Lebih
dari dua ratus tahun yang lalu, sebuah taman pada masa itu, yang
merupakan masa yang penuh keindahan dan rahasia, berdiri sebagai lambang
kejayaan Raja Mataram. Memang bukan asli arsitektur Jawa atau
Nusantara. Namun keindahan ciptaan bangsa Potugis itu tetap bermakna dan
menjadi simbol keajaiban budaya manusia.
Dua ratus tahun silam, Taman Sari yang
berarti “taman yang indah” adalah sebuah tempat rekreasi dan kolam
pemandian atau disebut pula pesanggrahan bagi Sultan Yogyakarta beserta
seluruh kerabat istana.
Terletak tidak jauh dari kompleks Keraton
Yogyakarta saat ini, walau kondisinya cukup memprihatinkan sebagai
salah satu situs peninggalan sejarah, taman yang setengahnya tinggal
reruntuhan itu tetap banyak dikunjungi wisatawan domestik maupun
mancanegara.
Mengutip dari Babad Mangkubumi, Taman
Sari ini dibangun oleh Sultan Hamengku Buwono I atau Pangeran Mangkubumi
pada tahun 1683 (silsilah kerajaan Mataram) menurut penanggalan tahun
Jawa atau tahun 1757 Masehi. Taman itu berdiri, tepat bersamaan dengan
berdirinya Keraton Ngayogyakarta Hadiningrat (sejarah kerajaan Mataram).

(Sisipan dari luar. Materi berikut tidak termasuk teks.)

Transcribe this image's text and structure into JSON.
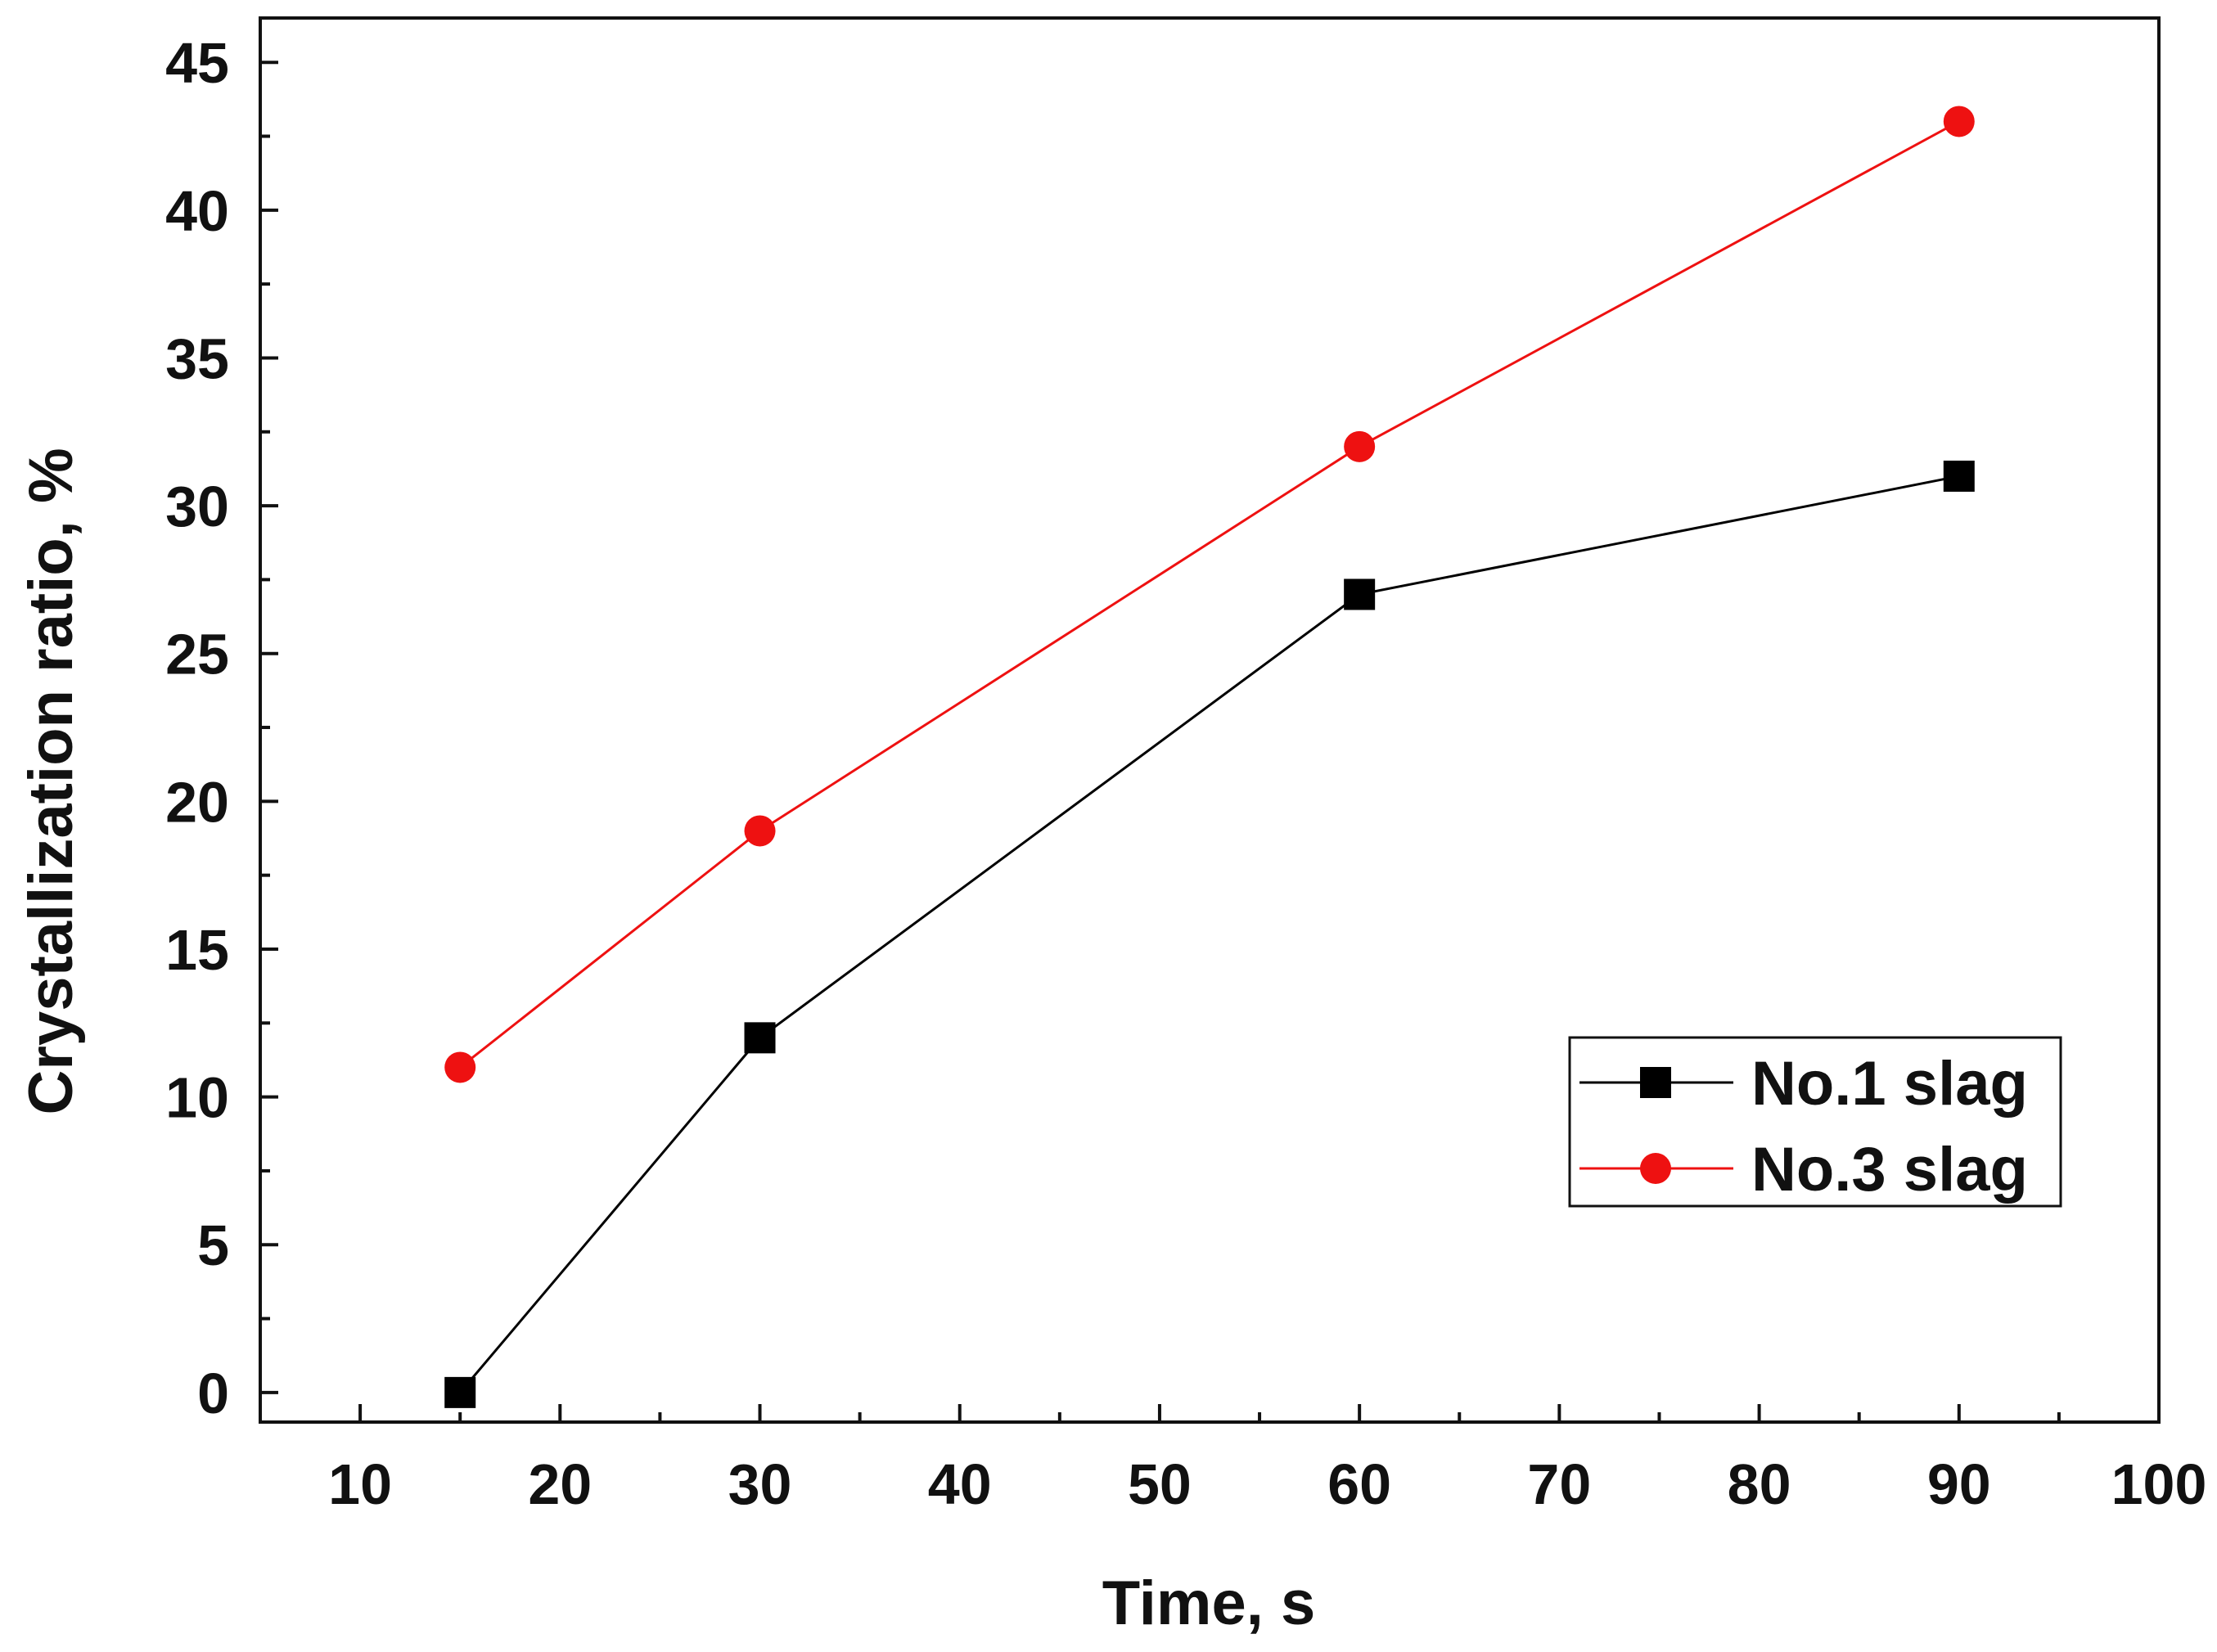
{
  "chart_data": {
    "type": "line",
    "title": "",
    "xlabel": "Time, s",
    "ylabel": "Crystallization ratio, %",
    "xlim": [
      5,
      100
    ],
    "ylim": [
      -1,
      46.5
    ],
    "xticks": [
      10,
      20,
      30,
      40,
      50,
      60,
      70,
      80,
      90,
      100
    ],
    "yticks": [
      0,
      5,
      10,
      15,
      20,
      25,
      30,
      35,
      40,
      45
    ],
    "grid": false,
    "legend_position": "lower-right",
    "series": [
      {
        "name": "No.1 slag",
        "color": "#000000",
        "marker": "square",
        "x": [
          15,
          30,
          60,
          90
        ],
        "y": [
          0,
          12,
          27,
          31
        ]
      },
      {
        "name": "No.3 slag",
        "color": "#ee1111",
        "marker": "circle",
        "x": [
          15,
          30,
          60,
          90
        ],
        "y": [
          11,
          19,
          32,
          43
        ]
      }
    ]
  }
}
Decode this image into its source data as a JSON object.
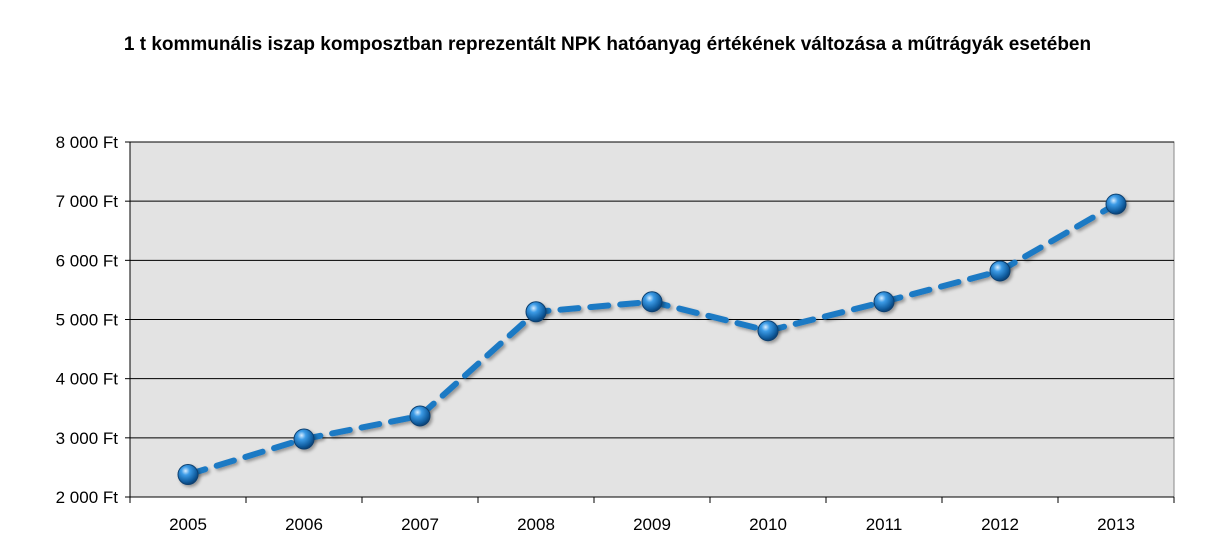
{
  "chart_data": {
    "type": "line",
    "title": "1 t kommunális iszap komposztban reprezentált NPK hatóanyag értékének változása a műtrágyák esetében",
    "categories": [
      "2005",
      "2006",
      "2007",
      "2008",
      "2009",
      "2010",
      "2011",
      "2012",
      "2013"
    ],
    "series": [
      {
        "values": [
          2380,
          2980,
          3370,
          5130,
          5300,
          4810,
          5300,
          5820,
          6950
        ]
      }
    ],
    "y_ticks": [
      "2 000 Ft",
      "3 000 Ft",
      "4 000 Ft",
      "5 000 Ft",
      "6 000 Ft",
      "7 000 Ft",
      "8 000 Ft"
    ],
    "ylim": [
      2000,
      8000
    ],
    "y_step": 1000,
    "xlabel": "",
    "ylabel": "",
    "grid": true,
    "legend": "none",
    "line_style": "dashed",
    "colors": {
      "line": "#1f7ac4",
      "marker": "#2a86d0",
      "plot_background": "#e3e3e3",
      "grid": "#000000"
    }
  }
}
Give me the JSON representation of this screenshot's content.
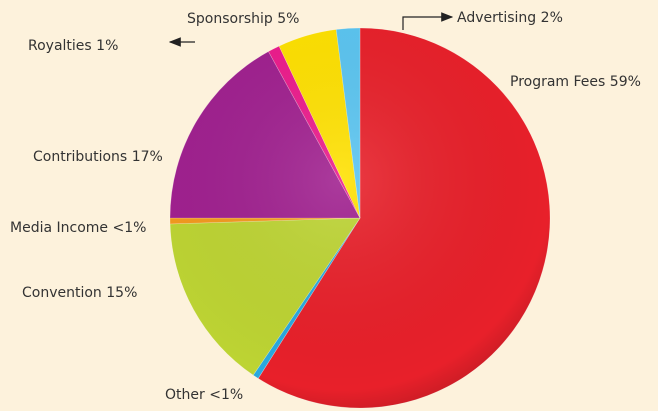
{
  "chart_data": {
    "type": "pie",
    "categories": [
      "Program Fees",
      "Other",
      "Convention",
      "Media Income",
      "Contributions",
      "Royalties",
      "Sponsorship",
      "Advertising"
    ],
    "values": [
      59,
      0.5,
      15,
      0.5,
      17,
      1,
      5,
      2
    ],
    "value_labels": [
      "59%",
      "<1%",
      "15%",
      "<1%",
      "17%",
      "1%",
      "5%",
      "2%"
    ],
    "colors": [
      "#e8202a",
      "#29a9e0",
      "#bdd433",
      "#f39a1e",
      "#a0208f",
      "#ec1b8c",
      "#ffe100",
      "#5bc5f1"
    ]
  }
}
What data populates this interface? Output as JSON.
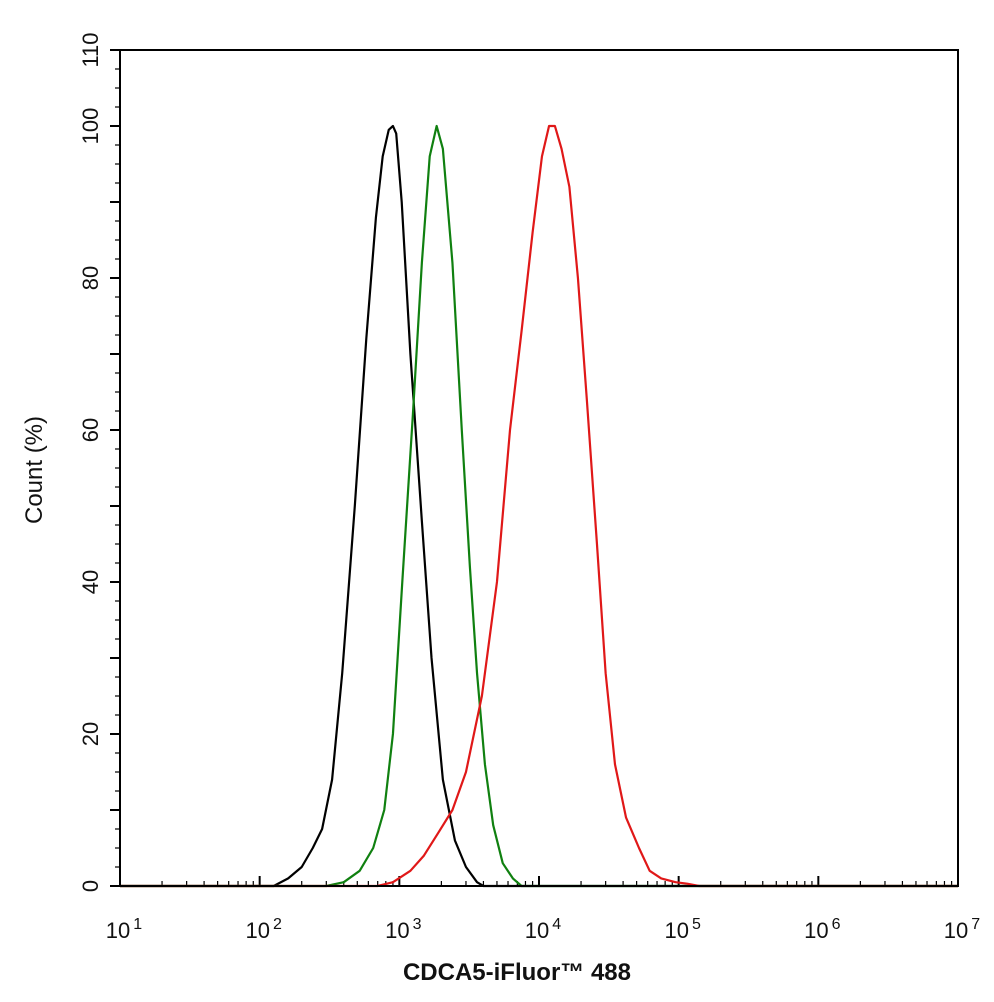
{
  "chart_data": {
    "type": "line",
    "title": "",
    "xlabel": "CDCA5-iFluor™ 488",
    "ylabel": "Count  (%)",
    "xscale": "log",
    "xlim": [
      10,
      10000000
    ],
    "ylim": [
      0,
      110
    ],
    "x_ticks": [
      {
        "base": "10",
        "exp": "1",
        "value": 10
      },
      {
        "base": "10",
        "exp": "2",
        "value": 100
      },
      {
        "base": "10",
        "exp": "3",
        "value": 1000
      },
      {
        "base": "10",
        "exp": "4",
        "value": 10000
      },
      {
        "base": "10",
        "exp": "5",
        "value": 100000
      },
      {
        "base": "10",
        "exp": "6",
        "value": 1000000
      },
      {
        "base": "10",
        "exp": "7",
        "value": 10000000
      }
    ],
    "y_ticks": [
      "0",
      "20",
      "40",
      "60",
      "80",
      "100",
      "110"
    ],
    "grid": false,
    "legend": "none",
    "series": [
      {
        "color": "#000000",
        "points": [
          [
            10,
            0
          ],
          [
            100,
            0
          ],
          [
            126,
            0
          ],
          [
            160,
            1
          ],
          [
            200,
            2.5
          ],
          [
            240,
            5
          ],
          [
            280,
            7.5
          ],
          [
            330,
            14
          ],
          [
            390,
            28
          ],
          [
            480,
            50
          ],
          [
            580,
            72
          ],
          [
            680,
            88
          ],
          [
            760,
            96
          ],
          [
            840,
            99.5
          ],
          [
            900,
            100
          ],
          [
            950,
            99
          ],
          [
            1040,
            90
          ],
          [
            1200,
            70
          ],
          [
            1450,
            48
          ],
          [
            1700,
            30
          ],
          [
            2050,
            14
          ],
          [
            2500,
            6
          ],
          [
            3000,
            2.5
          ],
          [
            3600,
            0.5
          ],
          [
            4000,
            0
          ],
          [
            10000000,
            0
          ]
        ]
      },
      {
        "color": "#108010",
        "points": [
          [
            10,
            0
          ],
          [
            300,
            0
          ],
          [
            400,
            0.5
          ],
          [
            520,
            2
          ],
          [
            650,
            5
          ],
          [
            780,
            10
          ],
          [
            900,
            20
          ],
          [
            1050,
            40
          ],
          [
            1250,
            62
          ],
          [
            1450,
            82
          ],
          [
            1650,
            96
          ],
          [
            1850,
            100
          ],
          [
            2050,
            97
          ],
          [
            2400,
            82
          ],
          [
            2800,
            60
          ],
          [
            3200,
            42
          ],
          [
            3600,
            28
          ],
          [
            4100,
            16
          ],
          [
            4700,
            8
          ],
          [
            5500,
            3
          ],
          [
            6500,
            1
          ],
          [
            7500,
            0
          ],
          [
            10000000,
            0
          ]
        ]
      },
      {
        "color": "#e01818",
        "points": [
          [
            10,
            0
          ],
          [
            700,
            0
          ],
          [
            900,
            0.5
          ],
          [
            1200,
            2
          ],
          [
            1500,
            4
          ],
          [
            1900,
            7
          ],
          [
            2400,
            10
          ],
          [
            3000,
            15
          ],
          [
            3900,
            25
          ],
          [
            5000,
            40
          ],
          [
            6200,
            60
          ],
          [
            7500,
            73
          ],
          [
            9000,
            86
          ],
          [
            10500,
            96
          ],
          [
            11800,
            100
          ],
          [
            13000,
            100
          ],
          [
            14500,
            97
          ],
          [
            16500,
            92
          ],
          [
            19000,
            80
          ],
          [
            22000,
            64
          ],
          [
            26000,
            45
          ],
          [
            30000,
            28
          ],
          [
            35000,
            16
          ],
          [
            42000,
            9
          ],
          [
            52000,
            5
          ],
          [
            62000,
            2
          ],
          [
            75000,
            1
          ],
          [
            95000,
            0.5
          ],
          [
            115000,
            0.3
          ],
          [
            140000,
            0
          ],
          [
            10000000,
            0
          ]
        ]
      }
    ]
  }
}
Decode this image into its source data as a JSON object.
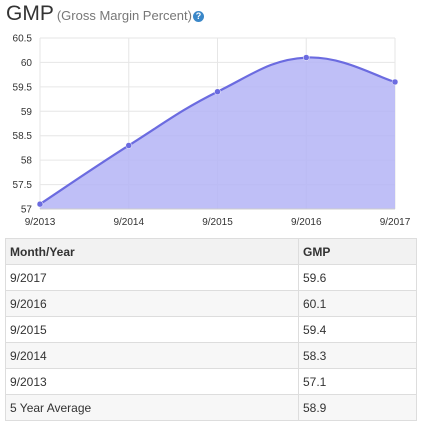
{
  "header": {
    "title": "GMP",
    "subtitle": "(Gross Margin Percent)",
    "help_icon": "question-circle-icon"
  },
  "chart_data": {
    "type": "area",
    "categories": [
      "9/2013",
      "9/2014",
      "9/2015",
      "9/2016",
      "9/2017"
    ],
    "values": [
      57.1,
      58.3,
      59.4,
      60.1,
      59.6
    ],
    "yticks": [
      57,
      57.5,
      58,
      58.5,
      59,
      59.5,
      60,
      60.5
    ],
    "ylim": [
      57,
      60.5
    ],
    "grid": true,
    "legend": "none",
    "colors": {
      "line": "#6b6be0",
      "fill": "#b4b4f6",
      "grid": "#e6e6e6"
    }
  },
  "table": {
    "headers": [
      "Month/Year",
      "GMP"
    ],
    "rows": [
      [
        "9/2017",
        "59.6"
      ],
      [
        "9/2016",
        "60.1"
      ],
      [
        "9/2015",
        "59.4"
      ],
      [
        "9/2014",
        "58.3"
      ],
      [
        "9/2013",
        "57.1"
      ],
      [
        "5 Year Average",
        "58.9"
      ]
    ]
  }
}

Pesanggrahan Taman Sari dibangun setelah
Perjanjian Giyanti (1755), yakni setelah Sultan Hamengku Buwono sekian
lama terlibat dalam persengketaan dan peperangan. Bangunan tersebut
dimaksudkan sebagai bangunan yang dapat dipergunakan untuk menenteramkan
hati, istirahat, dan berekreasi. Meskipun demikian, Taman Sari ini juga
dipersiapkan sebagai sarana/ benteng untuk menghadapi situasi bahaya.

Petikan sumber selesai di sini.